When you’re dealing with trillions of dollars, it’s not like an account transfer for regular people like us. It takes time, literally, to move that much money for the large institutions who need to provide the funds back to the Fed (loan repayments, required reserves, Basel III/Dodd-Frank/stress test requirements, etc). These institutions need to liquidate various holdings to meet their liquidity requirements/obligations.
Any sudden shift would likely cause financial systems to cease functioning adding greater supply-chain issues to the current logistical challenges. In the short term, it would likely spike inflation up as the supply chain became further stressed and dysfunctional, the opposite of the desired effect. Followed by significant economic destruction and possible depression.
Sure I’m not expecting that they offload 2 Trillion dollars tomorrow. But while they are waiting to stop asset purchases and then waiting 3 months to begin liquidating some of them, inflation remains high. This will drain bank accounts and ramp up credit usage just in time for the broke and debt burdened working class to get laid off.
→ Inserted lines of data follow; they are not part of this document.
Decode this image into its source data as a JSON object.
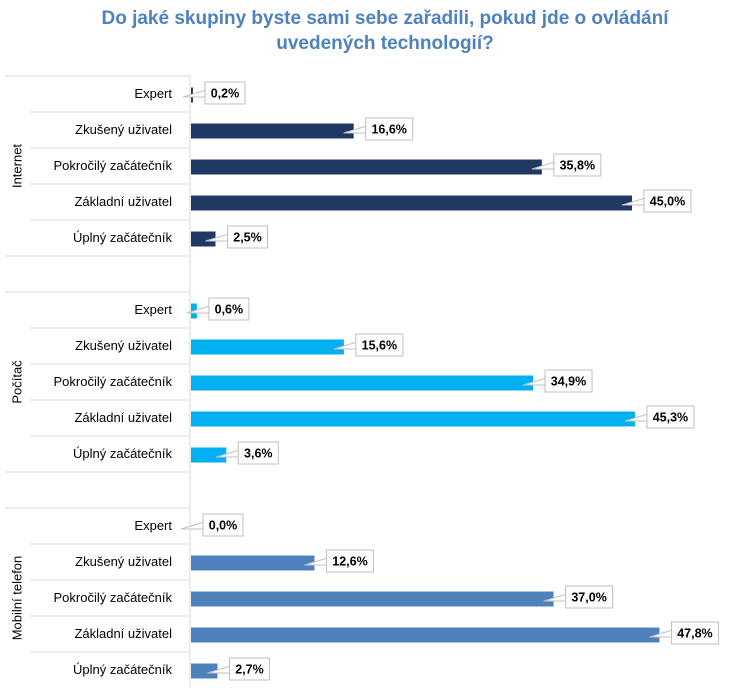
{
  "chart_data": {
    "type": "bar",
    "orientation": "horizontal",
    "title_lines": [
      "Do jaké skupiny byste sami sebe zařadili, pokud jde o ovládání",
      "uvedených technologií?"
    ],
    "categories": [
      "Expert",
      "Zkušený uživatel",
      "Pokročilý začátečník",
      "Základní uživatel",
      "Úplný začátečník"
    ],
    "groups": [
      {
        "name": "Internet",
        "color": "#1f3864",
        "values": [
          0.2,
          16.6,
          35.8,
          45.0,
          2.5
        ],
        "labels": [
          "0,2%",
          "16,6%",
          "35,8%",
          "45,0%",
          "2,5%"
        ]
      },
      {
        "name": "Počítač",
        "color": "#00b0f0",
        "values": [
          0.6,
          15.6,
          34.9,
          45.3,
          3.6
        ],
        "labels": [
          "0,6%",
          "15,6%",
          "34,9%",
          "45,3%",
          "3,6%"
        ]
      },
      {
        "name": "Mobilní telefon",
        "color": "#4f81bd",
        "values": [
          0.0,
          12.6,
          37.0,
          47.8,
          2.7
        ],
        "labels": [
          "0,0%",
          "12,6%",
          "37,0%",
          "47,8%",
          "2,7%"
        ]
      }
    ],
    "xlim": [
      0,
      100
    ],
    "grid": false,
    "legend": "none"
  }
}
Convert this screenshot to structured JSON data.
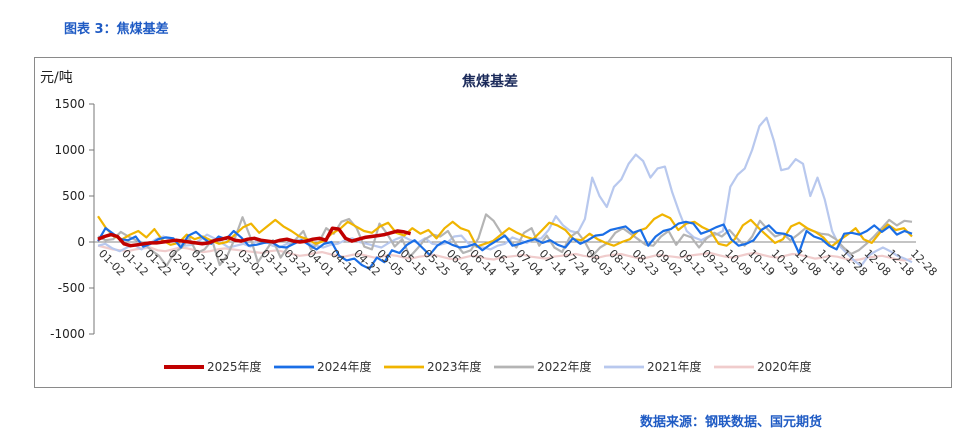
{
  "figure_title": "图表 3：焦煤基差",
  "source_text": "数据来源：钢联数据、国元期货",
  "chart_data": {
    "type": "line",
    "title": "焦煤基差",
    "ylabel": "元/吨",
    "xlabel": "",
    "ylim": [
      -1000,
      1500
    ],
    "yticks": [
      1500,
      1000,
      500,
      0,
      -500,
      -1000
    ],
    "x_tick_labels": [
      "01-02",
      "01-12",
      "01-22",
      "02-01",
      "02-11",
      "02-21",
      "03-02",
      "03-12",
      "03-22",
      "04-01",
      "04-12",
      "04-22",
      "05-05",
      "05-15",
      "05-25",
      "06-04",
      "06-14",
      "06-24",
      "07-04",
      "07-14",
      "07-24",
      "08-03",
      "08-13",
      "08-23",
      "09-02",
      "09-12",
      "09-22",
      "10-09",
      "10-19",
      "10-29",
      "11-08",
      "11-18",
      "11-28",
      "12-08",
      "12-18",
      "12-28"
    ],
    "grid": false,
    "legend_position": "bottom",
    "series": [
      {
        "name": "2025年度",
        "color": "#c00000",
        "width": 3.5,
        "values": [
          30,
          60,
          80,
          60,
          -20,
          -40,
          -30,
          -20,
          -10,
          -10,
          0,
          10,
          20,
          10,
          0,
          -10,
          -20,
          -10,
          20,
          30,
          50,
          20,
          10,
          30,
          40,
          20,
          10,
          0,
          20,
          30,
          10,
          0,
          10,
          30,
          40,
          20,
          150,
          140,
          40,
          10,
          30,
          50,
          60,
          70,
          80,
          100,
          120,
          110,
          90
        ]
      },
      {
        "name": "2024年度",
        "color": "#1a6ee6",
        "width": 2.2,
        "values": [
          10,
          150,
          90,
          30,
          20,
          60,
          -50,
          -20,
          30,
          50,
          40,
          -60,
          70,
          110,
          40,
          -20,
          60,
          30,
          120,
          50,
          -40,
          -30,
          -10,
          0,
          -50,
          -60,
          -20,
          20,
          -30,
          -80,
          -20,
          0,
          -150,
          -200,
          -180,
          -250,
          -290,
          -170,
          -220,
          -90,
          -120,
          -30,
          20,
          -60,
          -140,
          -40,
          10,
          -30,
          -60,
          -50,
          -20,
          -90,
          -30,
          20,
          70,
          -40,
          -20,
          10,
          30,
          -10,
          20,
          -30,
          -60,
          40,
          -20,
          20,
          70,
          80,
          130,
          150,
          170,
          100,
          130,
          -40,
          60,
          120,
          140,
          200,
          220,
          200,
          90,
          120,
          160,
          190,
          30,
          -40,
          -20,
          20,
          130,
          180,
          100,
          90,
          60,
          -120,
          120,
          60,
          30,
          -40,
          -80,
          90,
          100,
          80,
          120,
          180,
          110,
          170,
          80,
          120,
          90
        ]
      },
      {
        "name": "2023年度",
        "color": "#f0b400",
        "width": 2.2,
        "values": [
          280,
          150,
          60,
          30,
          80,
          120,
          50,
          140,
          20,
          -30,
          -10,
          80,
          30,
          60,
          20,
          -20,
          0,
          80,
          160,
          200,
          100,
          170,
          240,
          170,
          120,
          60,
          30,
          -20,
          10,
          90,
          140,
          220,
          170,
          120,
          100,
          170,
          210,
          100,
          70,
          150,
          90,
          130,
          40,
          150,
          220,
          150,
          120,
          -50,
          -20,
          10,
          80,
          150,
          100,
          60,
          30,
          120,
          210,
          180,
          130,
          30,
          20,
          90,
          30,
          -10,
          -40,
          0,
          30,
          120,
          150,
          250,
          300,
          260,
          130,
          200,
          220,
          160,
          120,
          -20,
          -40,
          30,
          180,
          240,
          150,
          70,
          -10,
          30,
          170,
          210,
          150,
          110,
          50,
          -50,
          20,
          80,
          150,
          30,
          -10,
          100,
          190,
          130,
          150,
          60
        ]
      },
      {
        "name": "2022年度",
        "color": "#b4b4b4",
        "width": 2.2,
        "values": [
          60,
          20,
          30,
          110,
          60,
          20,
          -10,
          -90,
          -150,
          -260,
          -120,
          -60,
          40,
          -120,
          -80,
          20,
          -250,
          -150,
          40,
          270,
          60,
          -220,
          -100,
          20,
          -170,
          -50,
          30,
          120,
          -80,
          -10,
          150,
          90,
          220,
          250,
          150,
          -50,
          -80,
          200,
          90,
          -50,
          30,
          -160,
          -70,
          30,
          80,
          60,
          120,
          -20,
          -120,
          -90,
          40,
          300,
          230,
          100,
          30,
          -60,
          100,
          150,
          -40,
          70,
          -60,
          -110,
          50,
          110,
          0,
          -150,
          -60,
          -10,
          100,
          150,
          90,
          30,
          -30,
          -40,
          60,
          120,
          -30,
          80,
          50,
          -60,
          40,
          100,
          60,
          130,
          40,
          -40,
          60,
          230,
          140,
          60,
          90,
          20,
          80,
          150,
          120,
          90,
          80,
          30,
          -60,
          -130,
          -90,
          -20,
          60,
          150,
          240,
          180,
          230,
          220
        ]
      },
      {
        "name": "2021年度",
        "color": "#b8c8ee",
        "width": 2.2,
        "values": [
          -40,
          -20,
          -70,
          -100,
          -60,
          -30,
          -80,
          -20,
          30,
          60,
          20,
          -10,
          -40,
          -30,
          20,
          80,
          40,
          -10,
          -60,
          -40,
          -20,
          -50,
          30,
          10,
          -40,
          -60,
          -20,
          10,
          30,
          -20,
          -40,
          -60,
          -30,
          -20,
          20,
          40,
          0,
          -20,
          -40,
          -60,
          -10,
          30,
          60,
          20,
          -10,
          40,
          -20,
          -30,
          -10,
          60,
          70,
          -20,
          -50,
          -60,
          -80,
          -40,
          -20,
          50,
          20,
          -10,
          30,
          40,
          130,
          280,
          180,
          120,
          100,
          250,
          700,
          500,
          380,
          600,
          680,
          850,
          950,
          880,
          700,
          800,
          820,
          540,
          320,
          120,
          50,
          20,
          60,
          80,
          120,
          600,
          730,
          800,
          1000,
          1260,
          1350,
          1100,
          780,
          800,
          900,
          850,
          500,
          700,
          460,
          120,
          -40,
          -120,
          -200,
          -260,
          -150,
          -100,
          -60,
          -100,
          -150,
          -180,
          -220
        ]
      },
      {
        "name": "2020年度",
        "color": "#f0cccc",
        "width": 2.2,
        "values": [
          -40,
          -60,
          -80,
          -90,
          -100,
          -80,
          -70,
          -60,
          -90,
          -100,
          -80,
          -60,
          -70,
          -90,
          -110,
          -100,
          -80,
          -70,
          -80,
          -90,
          -100,
          -110,
          -120,
          -100,
          -90,
          -110,
          -130,
          -150,
          -140,
          -120,
          -110,
          -130,
          -150,
          -160,
          -140,
          -130,
          -150,
          -170,
          -160,
          -140,
          -150,
          -170,
          -180,
          -160,
          -150,
          -140,
          -160,
          -180,
          -190,
          -170,
          -150,
          -160,
          -180,
          -190,
          -170,
          -160,
          -150,
          -140,
          -160,
          -170,
          -180,
          -160,
          -150,
          -140,
          -130,
          -150,
          -160,
          -170,
          -150,
          -140,
          -130,
          -150,
          -170,
          -180,
          -160,
          -140,
          -150,
          -160,
          -170,
          -150,
          -140,
          -130,
          -120,
          -140,
          -160,
          -170,
          -150,
          -130,
          -120,
          -140,
          -160,
          -170,
          -150,
          -130,
          -140,
          -160,
          -180,
          -170,
          -150,
          -160,
          -180,
          -200,
          -190,
          -170,
          -160,
          -150,
          -170,
          -190,
          -200,
          -180
        ]
      }
    ]
  }
}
The Fed knows that three hikes by June will risk yield curve flattening or inversion, absent move in long end. Powell committed to waiting one, or two, meetings before starting QT.
Either market forces move the long end very substantially in next few months, or Fed starts QT earlier (after March?) and targets long end, or Fed starts QT earlier and the knock-on effects of QT move the long end. Or, yield curve goes inverted.
I’m not sure how much consideration the “Fed starts QT earlier” options are getting.